Background: There is increasing recognition that obsessive–compulsive disorder (OCD) is not a homogeneous entity. It has been suggested that gender may contribute to the clinical and biological heterogeneity of OCD. Methods: Two hundred and twenty patients ( n=220; 107 male, 113 female) with DSM-IV OCD (age: 36.40±13.46) underwent structured interviews. A subset of Caucasian subjects ( n=178), including subjects from the genetically homogeneous Afrikaner population ( n=81), and of matched control subjects ( n=161), was genotyped for polymorphisms in genes involved in monoamine function. Clinical and genetic data were statistically analyzed across gender.

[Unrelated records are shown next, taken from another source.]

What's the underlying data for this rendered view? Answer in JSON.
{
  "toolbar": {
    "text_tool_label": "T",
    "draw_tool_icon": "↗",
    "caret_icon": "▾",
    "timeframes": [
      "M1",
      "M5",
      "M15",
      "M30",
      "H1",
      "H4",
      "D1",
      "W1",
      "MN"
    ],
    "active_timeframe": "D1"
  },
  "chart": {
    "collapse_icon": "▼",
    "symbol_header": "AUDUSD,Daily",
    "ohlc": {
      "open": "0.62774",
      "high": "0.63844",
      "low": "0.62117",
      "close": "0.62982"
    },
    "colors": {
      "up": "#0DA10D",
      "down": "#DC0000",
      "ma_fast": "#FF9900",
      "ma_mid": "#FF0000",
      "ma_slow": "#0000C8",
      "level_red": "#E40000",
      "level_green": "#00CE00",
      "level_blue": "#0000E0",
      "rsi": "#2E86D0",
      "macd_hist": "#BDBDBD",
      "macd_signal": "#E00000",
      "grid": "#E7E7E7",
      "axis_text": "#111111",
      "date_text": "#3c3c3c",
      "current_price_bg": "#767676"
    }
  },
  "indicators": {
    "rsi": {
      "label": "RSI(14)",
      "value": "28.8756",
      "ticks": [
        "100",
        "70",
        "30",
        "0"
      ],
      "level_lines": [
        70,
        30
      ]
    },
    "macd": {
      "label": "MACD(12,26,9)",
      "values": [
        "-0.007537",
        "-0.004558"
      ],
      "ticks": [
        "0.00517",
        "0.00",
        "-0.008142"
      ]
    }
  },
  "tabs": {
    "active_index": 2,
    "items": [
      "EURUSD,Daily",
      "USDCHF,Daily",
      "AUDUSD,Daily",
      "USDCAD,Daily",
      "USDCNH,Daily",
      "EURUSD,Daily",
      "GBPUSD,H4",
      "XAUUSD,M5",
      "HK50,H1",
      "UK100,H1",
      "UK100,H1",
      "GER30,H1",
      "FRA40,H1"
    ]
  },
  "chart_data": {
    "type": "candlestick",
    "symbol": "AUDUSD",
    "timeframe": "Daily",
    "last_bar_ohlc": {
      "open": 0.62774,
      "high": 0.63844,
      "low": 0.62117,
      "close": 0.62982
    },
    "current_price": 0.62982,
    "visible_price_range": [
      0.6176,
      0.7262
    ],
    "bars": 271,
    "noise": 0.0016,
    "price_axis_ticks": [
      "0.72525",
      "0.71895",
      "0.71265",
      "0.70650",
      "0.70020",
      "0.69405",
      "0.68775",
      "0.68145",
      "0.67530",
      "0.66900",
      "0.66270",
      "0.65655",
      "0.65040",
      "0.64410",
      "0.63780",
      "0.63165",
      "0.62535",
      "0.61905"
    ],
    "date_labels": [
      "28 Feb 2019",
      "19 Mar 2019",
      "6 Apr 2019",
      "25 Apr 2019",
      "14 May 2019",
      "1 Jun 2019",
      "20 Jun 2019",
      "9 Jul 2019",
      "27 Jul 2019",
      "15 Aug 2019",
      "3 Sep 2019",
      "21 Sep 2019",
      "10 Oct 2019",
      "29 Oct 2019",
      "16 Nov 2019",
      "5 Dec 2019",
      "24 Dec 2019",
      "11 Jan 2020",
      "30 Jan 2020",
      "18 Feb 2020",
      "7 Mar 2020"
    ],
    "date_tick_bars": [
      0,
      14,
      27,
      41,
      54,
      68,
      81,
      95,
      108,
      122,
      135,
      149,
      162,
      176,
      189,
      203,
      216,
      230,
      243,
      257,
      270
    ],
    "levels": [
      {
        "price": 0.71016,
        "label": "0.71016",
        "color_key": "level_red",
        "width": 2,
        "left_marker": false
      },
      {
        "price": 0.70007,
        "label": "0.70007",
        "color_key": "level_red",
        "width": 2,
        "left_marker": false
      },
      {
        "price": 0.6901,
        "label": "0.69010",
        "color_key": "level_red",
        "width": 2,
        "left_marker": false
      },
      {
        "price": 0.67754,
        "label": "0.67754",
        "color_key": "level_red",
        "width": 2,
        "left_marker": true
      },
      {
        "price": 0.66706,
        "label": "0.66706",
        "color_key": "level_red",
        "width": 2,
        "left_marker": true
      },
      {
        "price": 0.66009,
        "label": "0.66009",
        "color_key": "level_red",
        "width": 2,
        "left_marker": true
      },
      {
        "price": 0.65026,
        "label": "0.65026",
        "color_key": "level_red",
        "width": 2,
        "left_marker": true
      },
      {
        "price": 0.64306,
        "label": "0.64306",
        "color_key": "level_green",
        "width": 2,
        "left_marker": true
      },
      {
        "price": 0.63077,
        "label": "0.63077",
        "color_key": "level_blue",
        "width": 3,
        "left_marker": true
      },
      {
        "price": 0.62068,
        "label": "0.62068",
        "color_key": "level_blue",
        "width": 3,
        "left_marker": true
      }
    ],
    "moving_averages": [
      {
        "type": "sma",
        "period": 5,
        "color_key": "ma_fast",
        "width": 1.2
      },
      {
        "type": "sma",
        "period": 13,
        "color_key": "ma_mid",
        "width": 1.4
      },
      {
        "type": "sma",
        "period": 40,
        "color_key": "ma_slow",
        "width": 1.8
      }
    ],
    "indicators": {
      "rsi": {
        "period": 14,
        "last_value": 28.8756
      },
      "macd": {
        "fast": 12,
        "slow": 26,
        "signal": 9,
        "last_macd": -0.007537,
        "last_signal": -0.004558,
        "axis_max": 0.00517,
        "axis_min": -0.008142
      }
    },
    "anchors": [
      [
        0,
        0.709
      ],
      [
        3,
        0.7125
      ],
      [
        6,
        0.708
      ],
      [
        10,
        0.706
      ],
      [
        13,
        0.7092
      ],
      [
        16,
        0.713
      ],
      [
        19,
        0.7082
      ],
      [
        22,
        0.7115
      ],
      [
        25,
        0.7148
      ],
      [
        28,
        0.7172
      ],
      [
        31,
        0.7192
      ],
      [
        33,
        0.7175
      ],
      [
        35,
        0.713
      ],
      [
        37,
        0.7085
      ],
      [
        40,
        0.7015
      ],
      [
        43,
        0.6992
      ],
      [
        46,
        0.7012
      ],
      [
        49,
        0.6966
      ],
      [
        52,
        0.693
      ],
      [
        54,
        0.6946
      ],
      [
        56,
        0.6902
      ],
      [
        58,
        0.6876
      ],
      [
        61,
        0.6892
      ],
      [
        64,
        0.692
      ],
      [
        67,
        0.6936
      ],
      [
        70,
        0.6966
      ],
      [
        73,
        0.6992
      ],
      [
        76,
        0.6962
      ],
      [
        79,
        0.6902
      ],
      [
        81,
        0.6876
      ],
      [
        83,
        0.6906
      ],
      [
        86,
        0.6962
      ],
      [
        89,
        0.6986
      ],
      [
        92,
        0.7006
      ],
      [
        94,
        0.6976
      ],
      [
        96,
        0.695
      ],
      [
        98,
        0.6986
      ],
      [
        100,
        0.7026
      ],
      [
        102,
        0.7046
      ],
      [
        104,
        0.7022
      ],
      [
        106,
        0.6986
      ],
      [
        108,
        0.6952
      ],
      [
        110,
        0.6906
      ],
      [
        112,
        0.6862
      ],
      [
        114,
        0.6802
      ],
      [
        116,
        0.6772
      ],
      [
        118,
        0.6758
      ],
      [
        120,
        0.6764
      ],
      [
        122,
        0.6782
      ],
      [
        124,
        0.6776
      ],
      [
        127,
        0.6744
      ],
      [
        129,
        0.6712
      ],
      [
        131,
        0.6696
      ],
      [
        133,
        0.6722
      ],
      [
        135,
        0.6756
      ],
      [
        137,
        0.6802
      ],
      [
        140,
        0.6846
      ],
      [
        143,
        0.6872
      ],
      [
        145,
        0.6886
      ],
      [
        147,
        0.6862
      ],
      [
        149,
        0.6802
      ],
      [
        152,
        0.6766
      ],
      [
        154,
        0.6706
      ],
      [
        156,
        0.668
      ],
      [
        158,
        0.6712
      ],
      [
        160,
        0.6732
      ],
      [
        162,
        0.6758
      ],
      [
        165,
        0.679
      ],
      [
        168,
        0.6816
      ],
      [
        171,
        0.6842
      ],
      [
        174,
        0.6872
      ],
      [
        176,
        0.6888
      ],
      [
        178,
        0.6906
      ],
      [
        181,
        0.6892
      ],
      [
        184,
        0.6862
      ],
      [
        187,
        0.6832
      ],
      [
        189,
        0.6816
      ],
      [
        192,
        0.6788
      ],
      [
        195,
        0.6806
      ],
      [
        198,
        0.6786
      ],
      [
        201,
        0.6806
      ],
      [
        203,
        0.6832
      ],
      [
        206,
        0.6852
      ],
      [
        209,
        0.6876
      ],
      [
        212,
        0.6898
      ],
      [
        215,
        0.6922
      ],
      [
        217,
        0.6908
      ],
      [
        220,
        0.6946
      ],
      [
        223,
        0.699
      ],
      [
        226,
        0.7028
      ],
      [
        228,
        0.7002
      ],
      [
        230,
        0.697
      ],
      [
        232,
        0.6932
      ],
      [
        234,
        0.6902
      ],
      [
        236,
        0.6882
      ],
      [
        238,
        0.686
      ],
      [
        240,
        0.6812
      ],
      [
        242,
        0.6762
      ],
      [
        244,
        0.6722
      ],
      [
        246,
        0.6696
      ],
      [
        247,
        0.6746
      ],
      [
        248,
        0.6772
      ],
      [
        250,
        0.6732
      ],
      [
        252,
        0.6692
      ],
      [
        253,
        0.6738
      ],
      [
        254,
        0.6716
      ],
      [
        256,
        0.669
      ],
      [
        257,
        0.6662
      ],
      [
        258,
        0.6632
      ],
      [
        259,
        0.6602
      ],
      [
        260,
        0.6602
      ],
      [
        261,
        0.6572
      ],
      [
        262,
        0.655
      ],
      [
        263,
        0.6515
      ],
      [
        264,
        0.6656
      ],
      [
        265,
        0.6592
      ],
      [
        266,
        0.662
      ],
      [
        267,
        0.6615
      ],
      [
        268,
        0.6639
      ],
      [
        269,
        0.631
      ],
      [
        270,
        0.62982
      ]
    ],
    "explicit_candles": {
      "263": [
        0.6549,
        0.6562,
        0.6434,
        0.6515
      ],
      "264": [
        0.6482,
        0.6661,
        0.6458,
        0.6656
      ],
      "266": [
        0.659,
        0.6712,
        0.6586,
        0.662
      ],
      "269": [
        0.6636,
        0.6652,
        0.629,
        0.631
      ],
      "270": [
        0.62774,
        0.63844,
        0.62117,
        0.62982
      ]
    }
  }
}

Results: Compared with females, males with OCD (1) had an earlier age of onset, and a trend toward having more tics and worse outcome, (2) had somewhat differing patterns of OCD symptomatology and axis I comorbidity, and (3) in the Caucasian group, were more likely to have the high activity T allele of the EcoRV variant of the monoamine oxidase A ( MAO-A) gene compared to controls, and (4) in the Afrikaner subgroup, were more frequently homozygous for the C allele at the G861 C variant of the 5HT 1Dβ gene than controls. Females with OCD (1) reported more sexual abuse during childhood than males, (2) often noted changes in obsessive–compulsive symptoms in the premenstrual/menstrual period as well as during/shortly after pregnancy, and with menopause, and (3) in the Caucasian subgroup, were more frequently homozygous for the low activity C allele of the EcoRV variant of the MAO-A gene compared to controls, with this allele also more frequent in female patients than controls. Conclusion: This study supports the hypothesis that gender contributes to the clinical and biological heterogeneity of OCD. A sexually dimorphic pattern of genetic susceptibility to OCD may be present. Further work is, however, needed to delineate the mechanisms that are responsible for mediating the effects of gender.